Another great post from Daniel Lakens.

  1. Determine the maximum sample size you are willing to collect (e.g., N = 400)
  2. Plan equally spaced analyses (e.g., four looks at the data, after 50, 100, 150, and 200 participants per condition in a two-sample t-test).
  3. Use alpha levels for each of the four looks at your data that control the Type 1 error rate (e.g., for four looks: 0.018, 0.019, 0.020, and 0.021; for three looks: 0.023, 0.023, and 0.024; for two looks: 0.031 and 0.030).
  4. Calculate one-sided p-values and JZS Bayes Factors (with a scale r on the effect size of 0.5) at every analysis. Stop when the effect is statistically significant and/or JZS Bayes Factors > 3. Stop when there is support for the null hypothesis based on a JZS Bayes Factor < 0.3. If the results are inconclusive, continue. In small samples (e.g., 50 participants per condition) the risk of Type 1 errors when accepting the null using Bayes Factors is relatively high, so always interpret results from small samples with caution.
  5. When the maximum sample size is reached without providing convincing evidence for the null or alternative hypothesis, interpret the Bayes Factor while acknowledging the Bayes Factor provides weak support for either the null or the alternative hypothesis. Conclude that based on the power you had to observe a small effect size (e.g., 91% power to observe a d = 0.3) the true effect size is most likely either zero or small.
  6. Report the effect size and its 95% confidence interval, and interpret it in relation to other findings in the literature or to theoretical predictions about the size of the effect.

Why big data is in trouble: they forgot about applied statistics

Turns out doing a proper statistical anlaysis actually takes some thought and knowledge.

One reason is that when you actually take the time to do an analysis right, with careful attention to all the sources of variation in the data, it is almost a law that you will have to make smaller claims than you could if you just shoved your data in a machine learning algorithm and reported whatever came out the other side.

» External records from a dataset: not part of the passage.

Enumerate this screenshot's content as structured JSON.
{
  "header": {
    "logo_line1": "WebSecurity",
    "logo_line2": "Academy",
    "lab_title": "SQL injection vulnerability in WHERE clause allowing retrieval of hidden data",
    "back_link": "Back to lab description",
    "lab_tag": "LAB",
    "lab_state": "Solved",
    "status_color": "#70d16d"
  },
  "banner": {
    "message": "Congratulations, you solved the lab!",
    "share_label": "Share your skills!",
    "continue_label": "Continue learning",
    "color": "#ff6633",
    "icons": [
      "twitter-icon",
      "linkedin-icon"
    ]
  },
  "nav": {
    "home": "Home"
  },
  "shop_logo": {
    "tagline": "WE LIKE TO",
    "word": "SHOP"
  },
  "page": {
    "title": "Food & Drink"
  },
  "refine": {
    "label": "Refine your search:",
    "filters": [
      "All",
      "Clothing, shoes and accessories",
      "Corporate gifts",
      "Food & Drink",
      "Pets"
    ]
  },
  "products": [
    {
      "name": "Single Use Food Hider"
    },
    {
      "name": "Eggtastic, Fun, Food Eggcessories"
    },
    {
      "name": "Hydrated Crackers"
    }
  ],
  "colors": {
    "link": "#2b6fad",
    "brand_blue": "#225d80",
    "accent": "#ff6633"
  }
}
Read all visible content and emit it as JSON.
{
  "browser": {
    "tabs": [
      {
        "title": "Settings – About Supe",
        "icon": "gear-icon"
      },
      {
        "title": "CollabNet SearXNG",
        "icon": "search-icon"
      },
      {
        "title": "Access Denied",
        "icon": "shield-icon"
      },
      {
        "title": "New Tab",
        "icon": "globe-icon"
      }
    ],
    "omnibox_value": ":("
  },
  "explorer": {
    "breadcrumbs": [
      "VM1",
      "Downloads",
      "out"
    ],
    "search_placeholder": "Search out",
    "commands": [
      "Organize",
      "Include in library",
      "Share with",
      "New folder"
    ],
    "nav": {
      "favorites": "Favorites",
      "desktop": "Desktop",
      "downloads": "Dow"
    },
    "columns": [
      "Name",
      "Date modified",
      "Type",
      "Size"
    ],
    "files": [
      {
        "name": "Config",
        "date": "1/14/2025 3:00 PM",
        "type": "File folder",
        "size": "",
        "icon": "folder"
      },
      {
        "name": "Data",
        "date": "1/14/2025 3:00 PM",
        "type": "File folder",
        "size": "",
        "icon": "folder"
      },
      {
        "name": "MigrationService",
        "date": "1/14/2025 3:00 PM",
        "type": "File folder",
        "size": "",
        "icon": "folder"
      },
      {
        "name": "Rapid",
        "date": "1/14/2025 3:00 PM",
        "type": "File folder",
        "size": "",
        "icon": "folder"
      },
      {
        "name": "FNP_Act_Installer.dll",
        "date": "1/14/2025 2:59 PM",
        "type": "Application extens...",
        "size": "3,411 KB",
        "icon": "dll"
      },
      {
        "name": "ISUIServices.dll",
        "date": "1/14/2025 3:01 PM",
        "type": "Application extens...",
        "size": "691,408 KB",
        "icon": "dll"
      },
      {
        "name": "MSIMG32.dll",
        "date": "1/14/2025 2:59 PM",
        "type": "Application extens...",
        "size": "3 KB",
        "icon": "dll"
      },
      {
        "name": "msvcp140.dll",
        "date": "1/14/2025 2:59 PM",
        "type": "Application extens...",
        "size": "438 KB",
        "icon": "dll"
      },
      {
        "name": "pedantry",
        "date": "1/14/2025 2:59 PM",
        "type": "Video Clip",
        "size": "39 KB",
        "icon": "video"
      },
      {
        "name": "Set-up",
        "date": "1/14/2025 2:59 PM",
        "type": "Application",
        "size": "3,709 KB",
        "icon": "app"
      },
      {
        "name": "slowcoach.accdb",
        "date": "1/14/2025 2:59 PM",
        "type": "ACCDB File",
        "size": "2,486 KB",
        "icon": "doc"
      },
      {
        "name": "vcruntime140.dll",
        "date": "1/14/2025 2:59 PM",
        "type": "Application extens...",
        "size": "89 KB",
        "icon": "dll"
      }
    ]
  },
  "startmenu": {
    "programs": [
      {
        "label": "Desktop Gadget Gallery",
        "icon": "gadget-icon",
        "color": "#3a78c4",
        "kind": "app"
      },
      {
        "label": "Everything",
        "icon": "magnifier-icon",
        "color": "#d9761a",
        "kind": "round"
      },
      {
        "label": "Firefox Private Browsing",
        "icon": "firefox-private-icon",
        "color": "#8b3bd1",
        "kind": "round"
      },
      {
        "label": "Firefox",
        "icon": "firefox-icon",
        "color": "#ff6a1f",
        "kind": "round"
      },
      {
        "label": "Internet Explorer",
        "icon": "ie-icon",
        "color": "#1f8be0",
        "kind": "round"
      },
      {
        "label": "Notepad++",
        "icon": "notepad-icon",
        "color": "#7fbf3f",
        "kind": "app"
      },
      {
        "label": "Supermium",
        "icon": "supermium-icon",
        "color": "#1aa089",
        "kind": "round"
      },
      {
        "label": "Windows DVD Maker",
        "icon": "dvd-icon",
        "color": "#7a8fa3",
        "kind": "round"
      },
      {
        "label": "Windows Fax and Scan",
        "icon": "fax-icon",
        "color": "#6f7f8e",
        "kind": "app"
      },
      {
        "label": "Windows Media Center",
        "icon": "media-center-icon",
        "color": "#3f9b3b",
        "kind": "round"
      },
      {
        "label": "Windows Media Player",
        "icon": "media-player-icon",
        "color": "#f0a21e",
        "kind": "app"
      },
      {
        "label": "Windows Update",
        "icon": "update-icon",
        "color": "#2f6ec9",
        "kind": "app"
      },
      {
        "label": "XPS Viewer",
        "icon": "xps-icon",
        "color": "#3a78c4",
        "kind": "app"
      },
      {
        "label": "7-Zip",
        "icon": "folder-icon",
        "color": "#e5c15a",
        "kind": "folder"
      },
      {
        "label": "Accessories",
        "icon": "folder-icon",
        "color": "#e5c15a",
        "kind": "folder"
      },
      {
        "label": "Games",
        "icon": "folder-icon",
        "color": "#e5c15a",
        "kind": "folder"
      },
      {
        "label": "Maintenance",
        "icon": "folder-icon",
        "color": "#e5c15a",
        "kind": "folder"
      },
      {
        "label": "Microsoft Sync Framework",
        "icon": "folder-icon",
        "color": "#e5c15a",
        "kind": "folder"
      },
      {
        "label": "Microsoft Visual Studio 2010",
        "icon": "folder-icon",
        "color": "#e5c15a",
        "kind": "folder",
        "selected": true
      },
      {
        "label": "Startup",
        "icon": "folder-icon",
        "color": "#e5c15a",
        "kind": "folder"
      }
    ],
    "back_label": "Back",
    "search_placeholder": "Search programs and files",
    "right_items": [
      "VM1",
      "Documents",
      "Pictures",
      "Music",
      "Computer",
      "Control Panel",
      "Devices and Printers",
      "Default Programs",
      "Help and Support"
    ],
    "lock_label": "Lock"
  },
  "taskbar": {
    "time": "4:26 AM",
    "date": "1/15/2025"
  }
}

Always use Welch's t-test instead of Student's t-test

Helpful post from Daniel Lakens with simulations and explanations.

Take home message of this post: We should use Welch’s t-test by default, instead of Student’s t-test, because Welch's t-test performs better than Student's t-test whenever sample sizes and variances are unequal between groups, and gives the same result when sample sizes and variances are equal.

What does a Bayes factor look like?

Helpful visualization from Felix Schönbrodt.

To summarize: Whether a strong evidence “hits you between the eyes” depends on many things – the kind of test, the kind of visualization, the sample size. Sometimes a BF of 2.5 seems obvious, and sometimes it is hard to spot a BF>100 by eyeballing only. Overall, I’m glad that we have a numeric measure of strength of evidence and do not have to rely on eyeballing only.